That is what it was like for me while leading a program called Taglit-Birthright Israel in mid-July. As displayed on their website, "The vision of Taglit-Birthright Israel is to strengthen Jewish identity, Jewish communities and solidarity with Israel by providing a [free] 10-day trip to Israel for young Jewish people." Taglit is Hebrew for "discovery" and I can tell you firsthand that these young adults truly did discover quite a bit about their heritage, identify, and the country that can connect it all together.
As a staff member, my role was not that different from a teacher leading a field trip: make sure the participants are safe; make sure the program is interesting; make sure everyone gets what they need in order to benefit the most from this trip. These adults were bused around the State of Israel in order to do walking tours, biking tours, hiking tours, museum tours, and more. At night we often discussed what we experienced during the day and tried to promote the idea that they should talk about what they were experiencing.

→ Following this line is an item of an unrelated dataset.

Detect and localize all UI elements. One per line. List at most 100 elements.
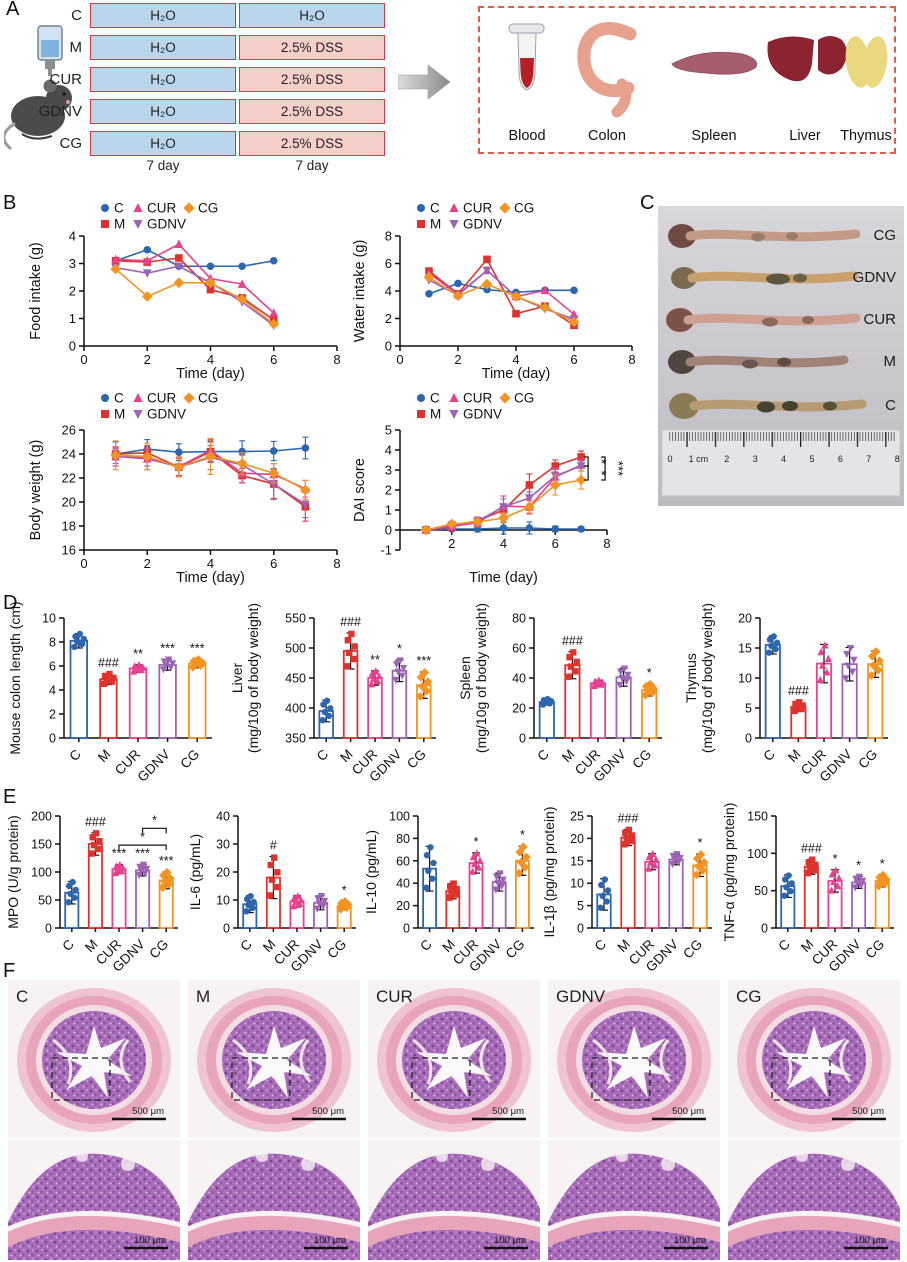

At first, the fact that they had self-selected to be a part of this trip was a benefit. Adults in their mid-20s are perfectly capable of getting places on time; quieting each other down; and asking incredibly insightful questions. But about halfway through the trip things digressed and they were sometimes late, not always awake enough to focus, and were difficult to bring around so much so that we sometimes lost a few on a hike and had to search for them.
What I find most fascinating about this experience was that I, too, began digressing into the mode of "counselor" from summer camp. I began treating them as if they were teenagers when, instead, they were 24 or 25 years old (sometimes even 26). My perception of what they needed (constant reminders of timing, to be herded place to place) made them act exactly as I feared they would.
This made me think quite a bit about my expectations in my classroom for next year. Granted, I don't think the "no excuses" attitude of many schools nowadays is the reason for their success, but I want to make sure that I don't belittle the expectations all the way down. It is important that my students (or participants on trips) know what I want them to do and strive to reach the place where they can do it. I will provide as much help along the way that I can but I should not have to coddle anyone - that only leads to them feeling they constantly need to ask me for things when I want them to ask each other first.
I hope that this 10 dray trip provided plenty of time for my participants to question and that they keep in touch with some answers that they find.